The top left chart show the total number of trials, regardless of the number of trial sites involved. A multicountry trial is counted once for each participating region in the middle left chart and once in each participating country in the bottom chart. The default for the two charts on the right is one trial counted once regardless of the number of sites. When a selection is made, either by filtering a region or country, the count will reflect the same principle described above. The year corresponds to the date of enrolment of the first trial participant.

Points to note:
  • The United States of America has the highest total trial registrations during 1999-2016 (101,106), followed by Japan (31,030).
  • Trials of unknown location are third on the country list with a total of 30,487 trials (0.08%) with no information on the trial site.
  • Of interventional trials (tick the box on the top left to filter), 57% (183,862) have no information on the phase of development (top right). Of those with an identified phase of development, the largest proportion of trials is in phase II (48,176).
  • ICTRP and its underlying sources do not include a field describing the disease or condition investigated in each trial. Data mining techniques were, therefore, used to assign a primary disease to each trial (see approach under analysis below). It was not possible to match 176,200 trials (51%) to any disease. For some trials, it was only possible to classify them into broader categories such as communicable, maternal, perinatal and nutritional conditions.
  • Of those trials with a known disease, the top four are malignant neoplasms (23,881), diabetes mellitus (14,031), breast cancer (7,342) and injuries (7,260).

To explore the data further:

  • Tick the box (top left) to filter the results for only interventional or observational trials.
  • To filter the results for one or a combination of the following: year, region, country, disease or phase, click on the relevant data element (for example on a region from the key in the middle left chart; a point on the trend line for the year; or a bar beside the desired disease, phase or country) in the relevant charts.
    -- For any of the above selections, information in the other charts will update accordingly, as relevant.
  • Hover the cursor on a data element of interest (for example a bar or a point on a trend line) to see more information in a popup window.
  • Hold the ctrl key to select more than one option, for example two regions.
  • Undo a selection by clicking ‘undo’ or ‘reset’ near the bottom of the page or by clicking the same element again.

Limitations of the data and analysis

  • There are several gaps in the ICTRP data source, which required data cleaning to uniformly classify data elements when possible.
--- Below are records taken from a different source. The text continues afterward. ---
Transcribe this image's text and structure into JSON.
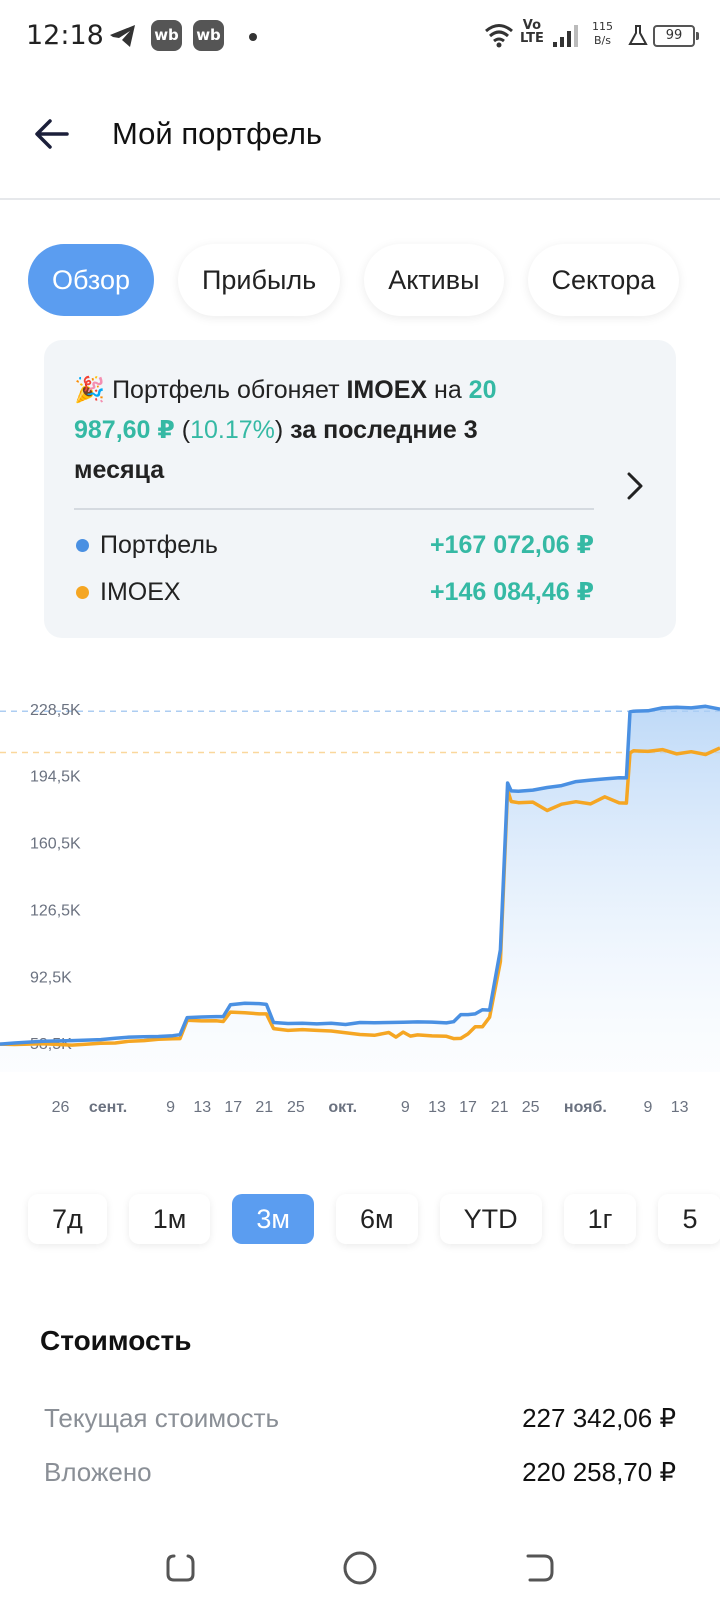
{
  "status_bar": {
    "time": "12:18",
    "badge1": "wb",
    "badge2": "wb",
    "volte_line1": "Vo",
    "volte_line2": "LTE",
    "speed_value": "115",
    "speed_unit": "B/s",
    "battery": "99",
    "icons": [
      "telegram-icon",
      "wifi-icon",
      "signal-icon",
      "flask-icon"
    ]
  },
  "header": {
    "title": "Мой портфель",
    "back_icon": "arrow-left-icon"
  },
  "tabs": [
    {
      "label": "Обзор",
      "active": true
    },
    {
      "label": "Прибыль",
      "active": false
    },
    {
      "label": "Активы",
      "active": false
    },
    {
      "label": "Сектора",
      "active": false
    }
  ],
  "summary": {
    "emoji": "🎉",
    "text_1": " Портфель обгоняет ",
    "index_name": "IMOEX",
    "text_2": " на ",
    "diff_amount": "20 987,60 ₽",
    "paren_open": " (",
    "diff_percent": "10.17%",
    "paren_close": ") ",
    "period_text": "за последние 3 месяца",
    "legend": [
      {
        "name": "Портфель",
        "value": "+167 072,06 ₽",
        "color": "#4a90e2"
      },
      {
        "name": "IMOEX",
        "value": "+146 084,46 ₽",
        "color": "#f5a623"
      }
    ]
  },
  "chart_data": {
    "type": "line",
    "y_ticks": [
      "228,5K",
      "194,5K",
      "160,5K",
      "126,5K",
      "92,5K",
      "58,5K"
    ],
    "y_tick_values": [
      228.5,
      194.5,
      160.5,
      126.5,
      92.5,
      58.5
    ],
    "ylim": [
      54,
      232
    ],
    "x_range": [
      0,
      100
    ],
    "x_ticks": [
      {
        "label": "26",
        "pos": 8.4,
        "month": false
      },
      {
        "label": "сент.",
        "pos": 15.0,
        "month": true
      },
      {
        "label": "9",
        "pos": 23.7,
        "month": false
      },
      {
        "label": "13",
        "pos": 28.1,
        "month": false
      },
      {
        "label": "17",
        "pos": 32.4,
        "month": false
      },
      {
        "label": "21",
        "pos": 36.7,
        "month": false
      },
      {
        "label": "25",
        "pos": 41.1,
        "month": false
      },
      {
        "label": "окт.",
        "pos": 47.6,
        "month": true
      },
      {
        "label": "9",
        "pos": 56.3,
        "month": false
      },
      {
        "label": "13",
        "pos": 60.7,
        "month": false
      },
      {
        "label": "17",
        "pos": 65.0,
        "month": false
      },
      {
        "label": "21",
        "pos": 69.4,
        "month": false
      },
      {
        "label": "25",
        "pos": 73.7,
        "month": false
      },
      {
        "label": "нояб.",
        "pos": 81.3,
        "month": true
      },
      {
        "label": "9",
        "pos": 90.0,
        "month": false
      },
      {
        "label": "13",
        "pos": 94.4,
        "month": false
      }
    ],
    "reference_lines": [
      {
        "series": "Портфель",
        "value": 227.3,
        "color": "#4a90e2"
      },
      {
        "series": "IMOEX",
        "value": 206.3,
        "color": "#f5a623"
      }
    ],
    "series": [
      {
        "name": "Портфель",
        "color": "#4a90e2",
        "fill": true,
        "x": [
          0,
          2,
          6,
          10,
          14,
          16,
          18,
          20,
          22,
          24,
          25,
          26,
          28,
          30,
          31,
          32,
          34,
          36,
          37,
          38,
          40,
          42,
          44,
          46,
          48,
          50,
          52,
          54,
          56,
          58,
          60,
          62,
          63,
          64,
          65,
          66,
          67,
          68,
          69.5,
          70.5,
          71,
          72,
          74,
          76,
          78,
          80,
          82,
          84,
          86,
          87,
          87.5,
          88,
          90,
          92,
          94,
          96,
          98,
          100
        ],
        "values": [
          58.0,
          58.6,
          59.5,
          59.8,
          60.3,
          61.0,
          61.6,
          61.8,
          61.9,
          62.3,
          62.8,
          71.5,
          71.8,
          72.0,
          72.0,
          78.0,
          78.8,
          78.6,
          78.2,
          69.0,
          68.5,
          68.6,
          68.3,
          68.6,
          68.0,
          69.0,
          68.9,
          69.0,
          69.1,
          69.3,
          69.2,
          68.8,
          69.4,
          73.0,
          73.0,
          73.4,
          75.5,
          75.3,
          106.0,
          190.8,
          186.8,
          186.6,
          187.2,
          188.5,
          189.5,
          191.5,
          192.3,
          192.9,
          193.5,
          193.4,
          227.0,
          227.3,
          227.5,
          229.0,
          229.3,
          229.0,
          229.8,
          228.4
        ]
      },
      {
        "name": "IMOEX",
        "color": "#f5a623",
        "fill": false,
        "x": [
          0,
          2,
          6,
          10,
          14,
          16,
          18,
          20,
          22,
          24,
          25,
          26,
          28,
          30,
          31,
          32,
          34,
          36,
          37,
          38,
          40,
          42,
          44,
          46,
          48,
          50,
          52,
          54,
          55,
          56,
          57,
          58,
          60,
          62,
          63,
          64,
          65,
          66,
          67,
          68,
          69.5,
          70.5,
          71,
          72,
          74,
          76,
          78,
          80,
          82,
          84,
          86,
          87,
          87.5,
          88,
          90,
          92,
          94,
          96,
          98,
          100
        ],
        "values": [
          58.0,
          57.8,
          58.2,
          57.5,
          58.5,
          58.6,
          59.5,
          59.8,
          60.5,
          60.7,
          60.8,
          70.1,
          69.8,
          69.9,
          69.5,
          74.3,
          74.0,
          73.4,
          73.4,
          65.9,
          65.0,
          65.4,
          65.0,
          64.7,
          63.8,
          62.9,
          62.5,
          63.9,
          61.6,
          64.1,
          62.1,
          62.7,
          62.2,
          62.0,
          60.8,
          60.9,
          63.2,
          66.8,
          66.8,
          71.7,
          100.0,
          187.2,
          181.4,
          180.8,
          181.1,
          176.8,
          180.0,
          181.3,
          180.2,
          183.8,
          180.7,
          180.6,
          206.1,
          207.2,
          206.9,
          207.8,
          205.6,
          206.7,
          205.3,
          208.6
        ]
      }
    ]
  },
  "periods": [
    {
      "label": "7д",
      "active": false
    },
    {
      "label": "1м",
      "active": false
    },
    {
      "label": "3м",
      "active": true
    },
    {
      "label": "6м",
      "active": false
    },
    {
      "label": "YTD",
      "active": false
    },
    {
      "label": "1г",
      "active": false
    },
    {
      "label": "5",
      "active": false
    }
  ],
  "value_section": {
    "title": "Стоимость",
    "rows": [
      {
        "label": "Текущая стоимость",
        "value": "227 342,06 ₽"
      },
      {
        "label": "Вложено",
        "value": "220 258,70 ₽"
      }
    ]
  },
  "navbar": {
    "icons": [
      "recent-apps-icon",
      "home-icon",
      "back-nav-icon"
    ]
  }
}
In some cases no information was available, e.g. on the country where the trial is conducted (0.08%) or the phase of development of clinical trials (57%).
  • Automated data mining was used to generate information on the primary disease investigated in each trial using text-based data fields.
    -- A list of disease synonyms was compiled using as a base the Unified Medical Language System (UMLS). This was complemented by synonyms drawn from the data, mostly to account for errors in data entry such as spelling errors or use of abbreviations.
    -- An automated algorithm was applied to two data fields using the list of disease synonyms to generate the uniform disease classification field used in this analysis. The first field is a based on free-text keywords provided by the registrant. The second is the scientific title of the trial. If the first field provided a match the second was not used.
    -- The first match closer to the beginning of the text field was selected. This was considered the primary disease investigated by the trial. It is possible that the trial has more than one disease focus, which is not captured in this analysis.
    -- The algorithm was refined through various iterations but as with any automated algorithm, it is likely that some trials were not correctly matched.
    -- This method resulted in matching 49% of the trials to a disease. Information on the diseases presented above are therefore not representative of all trials on the ICTRP and must be interpreted with caution.
  • The data presented in this visualization utilizes classifications that are not mutually exclusive. For example, a registered trial can recruit participants from multiple countries and regions. In this case, the trial will be counted once per region in the middle left chart but once per country in the bottom left chart. The total number of trials across the two charts is therefore not equivalent.
  • The analysis will be updated at regular time points but time lags with the scheduled updates by the data sources are inevitable. Accuracy and completeness of the information is the responsibility of the data source, see  terms and conditions of use.